On a third offense, offenders would be sentenced to a year in jail and issued an identification card that would prohibit them from purchasing alcohol for 10 years.
It would also require that ignition interlock devices be installed during the mandatory 12-hour impounding of a vehicle after a DUI arrest -- and before a conviction.
Top safety officials attending a hearing in Olympia Thursday said, however, that the new DUI bill, HB 2030, is too broad and focuses too much on first-time offenders.
State Rep. Roger Goodman, D-Kirkland, said he’s taking that advice to heart. Some say Goodman’s solution to rehabilitate repeat offenders is certainly bold.
“On your third DUI conviction, you will receive a special driver’s license that’s marked that will prohibit you from being sold or served alcohol,” said Goodman.
Under this bill, with a second DUI conviction, offenders will get the chance to pick between jail or taking a sobriety program.
“For the court to say you can’t drink alcohol anymore, that is a bold move; whether or not the courts are ready to enforce it or not is another question,” said Satterberg.

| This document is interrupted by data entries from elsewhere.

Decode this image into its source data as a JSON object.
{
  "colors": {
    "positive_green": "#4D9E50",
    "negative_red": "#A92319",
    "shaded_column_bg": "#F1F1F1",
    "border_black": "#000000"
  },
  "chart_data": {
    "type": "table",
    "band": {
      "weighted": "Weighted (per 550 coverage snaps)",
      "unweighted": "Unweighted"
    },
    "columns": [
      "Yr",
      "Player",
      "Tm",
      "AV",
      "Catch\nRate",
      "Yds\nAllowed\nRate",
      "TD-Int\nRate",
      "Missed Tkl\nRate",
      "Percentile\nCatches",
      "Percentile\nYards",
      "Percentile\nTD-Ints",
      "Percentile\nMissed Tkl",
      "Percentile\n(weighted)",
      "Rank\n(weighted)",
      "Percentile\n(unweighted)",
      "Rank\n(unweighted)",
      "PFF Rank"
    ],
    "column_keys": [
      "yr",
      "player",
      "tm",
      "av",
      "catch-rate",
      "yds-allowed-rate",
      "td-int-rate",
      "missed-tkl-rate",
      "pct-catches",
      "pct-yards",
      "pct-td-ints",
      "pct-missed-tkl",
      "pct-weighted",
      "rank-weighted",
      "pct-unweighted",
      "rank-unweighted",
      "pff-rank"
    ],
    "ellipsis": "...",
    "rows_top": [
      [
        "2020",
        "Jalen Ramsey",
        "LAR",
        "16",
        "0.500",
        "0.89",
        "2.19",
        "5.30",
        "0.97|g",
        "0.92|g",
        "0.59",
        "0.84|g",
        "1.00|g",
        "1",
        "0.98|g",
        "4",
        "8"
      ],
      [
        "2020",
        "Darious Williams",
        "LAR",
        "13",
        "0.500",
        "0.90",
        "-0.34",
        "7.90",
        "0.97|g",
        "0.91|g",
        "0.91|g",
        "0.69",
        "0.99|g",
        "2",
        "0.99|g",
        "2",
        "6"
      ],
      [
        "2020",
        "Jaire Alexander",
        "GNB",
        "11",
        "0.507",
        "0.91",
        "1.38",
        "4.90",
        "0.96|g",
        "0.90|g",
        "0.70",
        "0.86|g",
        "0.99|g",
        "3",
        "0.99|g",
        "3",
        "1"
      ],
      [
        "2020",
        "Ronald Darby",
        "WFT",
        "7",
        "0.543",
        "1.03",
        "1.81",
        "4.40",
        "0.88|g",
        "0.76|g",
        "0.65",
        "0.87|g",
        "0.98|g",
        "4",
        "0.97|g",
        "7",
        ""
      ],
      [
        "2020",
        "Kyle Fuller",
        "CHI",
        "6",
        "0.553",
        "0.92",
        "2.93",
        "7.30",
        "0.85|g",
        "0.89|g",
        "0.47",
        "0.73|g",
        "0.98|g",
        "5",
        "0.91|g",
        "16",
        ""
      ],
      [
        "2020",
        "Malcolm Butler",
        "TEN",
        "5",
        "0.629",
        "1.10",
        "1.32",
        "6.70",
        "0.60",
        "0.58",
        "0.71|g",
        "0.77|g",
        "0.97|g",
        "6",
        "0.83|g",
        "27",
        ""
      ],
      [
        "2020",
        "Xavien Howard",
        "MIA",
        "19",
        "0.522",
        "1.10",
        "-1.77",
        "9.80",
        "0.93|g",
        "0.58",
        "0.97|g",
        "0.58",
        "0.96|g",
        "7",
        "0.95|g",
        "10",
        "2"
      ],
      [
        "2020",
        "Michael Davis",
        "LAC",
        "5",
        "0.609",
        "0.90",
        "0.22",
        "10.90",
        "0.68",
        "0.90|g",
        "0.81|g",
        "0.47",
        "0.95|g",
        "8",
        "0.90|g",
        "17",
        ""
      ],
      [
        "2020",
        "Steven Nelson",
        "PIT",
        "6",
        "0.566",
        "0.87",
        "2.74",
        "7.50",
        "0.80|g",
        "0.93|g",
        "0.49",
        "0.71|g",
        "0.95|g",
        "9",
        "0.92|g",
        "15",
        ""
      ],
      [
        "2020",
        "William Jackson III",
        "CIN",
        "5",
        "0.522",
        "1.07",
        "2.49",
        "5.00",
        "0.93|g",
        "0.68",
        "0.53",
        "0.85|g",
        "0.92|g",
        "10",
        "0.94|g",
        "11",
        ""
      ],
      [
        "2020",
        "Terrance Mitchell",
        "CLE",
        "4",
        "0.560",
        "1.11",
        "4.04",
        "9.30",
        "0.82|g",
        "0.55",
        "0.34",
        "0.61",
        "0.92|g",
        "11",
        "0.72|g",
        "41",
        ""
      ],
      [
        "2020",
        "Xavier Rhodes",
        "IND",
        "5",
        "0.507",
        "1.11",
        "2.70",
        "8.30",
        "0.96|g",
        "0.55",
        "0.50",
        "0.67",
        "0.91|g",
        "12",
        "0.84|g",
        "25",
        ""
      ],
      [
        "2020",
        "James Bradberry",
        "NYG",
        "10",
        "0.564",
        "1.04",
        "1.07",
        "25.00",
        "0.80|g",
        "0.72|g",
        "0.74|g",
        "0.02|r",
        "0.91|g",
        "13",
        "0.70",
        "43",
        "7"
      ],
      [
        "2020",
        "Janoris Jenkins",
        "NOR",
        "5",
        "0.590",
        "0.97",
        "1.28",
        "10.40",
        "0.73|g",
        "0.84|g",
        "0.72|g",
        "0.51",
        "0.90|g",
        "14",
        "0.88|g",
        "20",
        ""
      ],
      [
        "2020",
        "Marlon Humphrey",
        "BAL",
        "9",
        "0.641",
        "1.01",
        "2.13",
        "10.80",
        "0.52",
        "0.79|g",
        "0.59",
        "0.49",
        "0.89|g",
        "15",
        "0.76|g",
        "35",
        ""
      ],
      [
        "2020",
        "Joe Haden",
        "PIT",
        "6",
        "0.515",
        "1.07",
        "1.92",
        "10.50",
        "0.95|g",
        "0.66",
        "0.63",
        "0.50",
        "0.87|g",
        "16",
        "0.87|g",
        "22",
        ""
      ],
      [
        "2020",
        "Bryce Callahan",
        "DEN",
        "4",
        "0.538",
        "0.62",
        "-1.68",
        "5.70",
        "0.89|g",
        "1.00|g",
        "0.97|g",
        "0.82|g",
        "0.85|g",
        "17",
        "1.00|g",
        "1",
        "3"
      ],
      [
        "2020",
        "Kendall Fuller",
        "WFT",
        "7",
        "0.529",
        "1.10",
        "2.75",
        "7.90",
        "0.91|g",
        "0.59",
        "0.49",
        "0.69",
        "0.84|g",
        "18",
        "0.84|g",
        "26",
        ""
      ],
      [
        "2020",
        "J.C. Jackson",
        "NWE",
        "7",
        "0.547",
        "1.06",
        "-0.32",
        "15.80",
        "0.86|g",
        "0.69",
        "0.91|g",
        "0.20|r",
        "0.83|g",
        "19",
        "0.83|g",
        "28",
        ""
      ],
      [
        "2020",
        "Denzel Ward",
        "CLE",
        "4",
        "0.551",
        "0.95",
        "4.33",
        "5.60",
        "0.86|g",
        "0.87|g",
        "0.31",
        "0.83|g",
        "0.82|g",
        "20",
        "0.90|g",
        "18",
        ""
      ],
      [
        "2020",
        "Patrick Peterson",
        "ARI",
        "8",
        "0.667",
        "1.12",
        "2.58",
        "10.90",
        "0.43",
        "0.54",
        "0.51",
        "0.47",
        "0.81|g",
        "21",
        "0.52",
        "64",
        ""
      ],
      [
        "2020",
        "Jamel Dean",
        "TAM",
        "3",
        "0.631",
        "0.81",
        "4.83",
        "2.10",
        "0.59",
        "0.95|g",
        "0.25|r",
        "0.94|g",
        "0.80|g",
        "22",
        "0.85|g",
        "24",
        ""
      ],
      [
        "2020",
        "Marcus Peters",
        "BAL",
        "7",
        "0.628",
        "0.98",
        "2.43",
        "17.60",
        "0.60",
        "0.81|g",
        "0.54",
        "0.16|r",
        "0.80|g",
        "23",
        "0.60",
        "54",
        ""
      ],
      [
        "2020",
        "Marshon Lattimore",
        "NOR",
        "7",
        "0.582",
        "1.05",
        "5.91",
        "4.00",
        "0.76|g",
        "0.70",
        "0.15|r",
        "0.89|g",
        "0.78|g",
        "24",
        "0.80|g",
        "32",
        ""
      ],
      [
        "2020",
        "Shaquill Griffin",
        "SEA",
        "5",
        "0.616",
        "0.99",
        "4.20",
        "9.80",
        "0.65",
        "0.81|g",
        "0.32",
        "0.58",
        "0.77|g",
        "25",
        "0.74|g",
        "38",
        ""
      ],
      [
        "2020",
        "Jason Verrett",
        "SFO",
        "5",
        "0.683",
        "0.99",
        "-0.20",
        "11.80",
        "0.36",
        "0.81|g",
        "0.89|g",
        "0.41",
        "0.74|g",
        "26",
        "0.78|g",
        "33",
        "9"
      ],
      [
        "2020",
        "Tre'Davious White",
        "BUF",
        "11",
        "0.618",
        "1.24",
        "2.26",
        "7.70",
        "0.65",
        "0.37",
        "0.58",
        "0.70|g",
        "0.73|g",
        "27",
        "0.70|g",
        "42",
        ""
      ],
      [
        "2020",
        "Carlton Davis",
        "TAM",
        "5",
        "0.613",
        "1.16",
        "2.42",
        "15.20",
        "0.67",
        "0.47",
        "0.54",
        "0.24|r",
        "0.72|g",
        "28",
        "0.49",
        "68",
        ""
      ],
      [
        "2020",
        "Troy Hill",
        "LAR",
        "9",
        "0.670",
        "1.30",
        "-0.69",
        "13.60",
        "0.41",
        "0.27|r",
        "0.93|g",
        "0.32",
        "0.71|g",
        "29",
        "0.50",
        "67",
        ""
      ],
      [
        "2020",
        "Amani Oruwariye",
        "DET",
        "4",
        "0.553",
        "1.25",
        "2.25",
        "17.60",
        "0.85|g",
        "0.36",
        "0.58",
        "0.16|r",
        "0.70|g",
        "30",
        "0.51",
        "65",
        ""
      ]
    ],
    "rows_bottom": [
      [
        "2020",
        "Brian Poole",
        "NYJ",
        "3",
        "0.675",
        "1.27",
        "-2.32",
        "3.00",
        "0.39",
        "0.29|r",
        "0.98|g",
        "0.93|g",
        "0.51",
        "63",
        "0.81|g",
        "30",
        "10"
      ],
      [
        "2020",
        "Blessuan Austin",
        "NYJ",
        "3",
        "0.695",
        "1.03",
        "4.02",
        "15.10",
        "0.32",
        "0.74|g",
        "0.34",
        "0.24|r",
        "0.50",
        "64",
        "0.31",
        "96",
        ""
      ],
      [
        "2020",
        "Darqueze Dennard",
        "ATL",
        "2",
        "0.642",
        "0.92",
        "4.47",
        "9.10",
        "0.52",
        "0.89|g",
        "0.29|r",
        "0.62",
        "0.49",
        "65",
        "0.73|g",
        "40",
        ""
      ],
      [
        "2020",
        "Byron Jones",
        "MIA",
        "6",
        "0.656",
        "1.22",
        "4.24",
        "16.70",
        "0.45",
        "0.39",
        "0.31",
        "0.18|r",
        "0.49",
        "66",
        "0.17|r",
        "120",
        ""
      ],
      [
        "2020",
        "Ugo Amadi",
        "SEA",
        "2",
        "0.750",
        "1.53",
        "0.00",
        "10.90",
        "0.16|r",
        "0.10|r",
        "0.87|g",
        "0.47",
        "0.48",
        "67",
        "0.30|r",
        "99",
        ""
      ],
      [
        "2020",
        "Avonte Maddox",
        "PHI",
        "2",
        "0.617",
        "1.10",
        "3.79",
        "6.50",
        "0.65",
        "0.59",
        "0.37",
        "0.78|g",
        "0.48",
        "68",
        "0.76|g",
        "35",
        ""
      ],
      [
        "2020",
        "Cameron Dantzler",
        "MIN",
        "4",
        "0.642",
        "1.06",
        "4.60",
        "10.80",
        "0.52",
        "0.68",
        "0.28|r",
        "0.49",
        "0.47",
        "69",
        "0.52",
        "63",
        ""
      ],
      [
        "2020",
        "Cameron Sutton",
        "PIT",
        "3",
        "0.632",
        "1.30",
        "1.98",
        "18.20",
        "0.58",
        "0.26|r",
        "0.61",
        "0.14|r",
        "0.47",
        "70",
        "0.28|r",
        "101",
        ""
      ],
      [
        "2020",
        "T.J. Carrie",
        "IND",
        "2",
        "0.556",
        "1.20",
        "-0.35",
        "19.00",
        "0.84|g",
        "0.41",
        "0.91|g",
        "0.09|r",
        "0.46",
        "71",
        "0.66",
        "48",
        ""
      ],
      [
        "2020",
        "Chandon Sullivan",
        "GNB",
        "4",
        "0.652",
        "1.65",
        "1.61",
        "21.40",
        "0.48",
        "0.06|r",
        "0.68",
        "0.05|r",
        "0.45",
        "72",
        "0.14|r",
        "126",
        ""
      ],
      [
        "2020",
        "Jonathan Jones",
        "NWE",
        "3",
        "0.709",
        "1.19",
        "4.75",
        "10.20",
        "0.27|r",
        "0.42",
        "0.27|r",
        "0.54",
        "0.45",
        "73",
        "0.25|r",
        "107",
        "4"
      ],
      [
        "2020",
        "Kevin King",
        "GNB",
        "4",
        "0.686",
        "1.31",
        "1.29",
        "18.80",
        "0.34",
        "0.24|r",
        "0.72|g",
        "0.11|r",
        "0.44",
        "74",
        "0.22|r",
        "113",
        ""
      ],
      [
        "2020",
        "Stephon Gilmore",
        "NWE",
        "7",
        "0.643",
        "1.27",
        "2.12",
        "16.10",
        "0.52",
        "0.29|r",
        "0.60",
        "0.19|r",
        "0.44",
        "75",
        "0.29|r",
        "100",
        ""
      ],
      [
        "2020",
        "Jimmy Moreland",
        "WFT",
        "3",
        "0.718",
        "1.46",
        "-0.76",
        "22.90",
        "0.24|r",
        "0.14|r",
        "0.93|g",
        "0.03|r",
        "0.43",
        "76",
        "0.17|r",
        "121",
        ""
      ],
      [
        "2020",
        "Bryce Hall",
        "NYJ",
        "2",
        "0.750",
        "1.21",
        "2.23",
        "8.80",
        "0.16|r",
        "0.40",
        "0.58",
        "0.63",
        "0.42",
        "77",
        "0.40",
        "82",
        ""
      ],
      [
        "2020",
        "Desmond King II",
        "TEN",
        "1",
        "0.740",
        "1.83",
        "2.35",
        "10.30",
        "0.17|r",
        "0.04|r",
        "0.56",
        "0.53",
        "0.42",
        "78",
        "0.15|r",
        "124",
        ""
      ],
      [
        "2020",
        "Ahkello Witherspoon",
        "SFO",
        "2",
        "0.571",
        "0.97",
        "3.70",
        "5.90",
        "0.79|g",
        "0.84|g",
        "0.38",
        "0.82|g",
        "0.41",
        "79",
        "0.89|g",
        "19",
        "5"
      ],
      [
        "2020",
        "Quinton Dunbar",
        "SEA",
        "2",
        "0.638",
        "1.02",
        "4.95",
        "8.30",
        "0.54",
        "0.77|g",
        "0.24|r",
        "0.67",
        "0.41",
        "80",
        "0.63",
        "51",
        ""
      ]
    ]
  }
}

Lawmakers are discussing technology that could help supervise those who choose sobriety, including a special bracelet that can detect alcohol through the skin. But the costs are big and Goodman said the expense will be fronted by the offenders, not taxpayers.
“Ordering people not to drink is a futile effort if you don’t have a drug treatment program,” said Satterberg,
Goodman said prison is not the answer and he hopes to emphasize treatment in the fight against DUIs.
“The thing now that’s most promising right now is that people are talking about DUI because, frankly, the answer is not the new laws but in the attitude,” said Satterberg.
For Casar, that attitude change unfortunately came with handcuffs but says she will never do it again.
“Have a plan of how you are going to get home,” advised Casar.
The ACLU said installing ignition interlock devices on people's vehicles before they are convicted of a DUI could be a violation of rights. They want a judge to have probable cause before they mandate the device be installed.
Goodman said that is a good point and the bill will be rewritten to reflect that. But the Legislature is scheduled to complete business on April 28.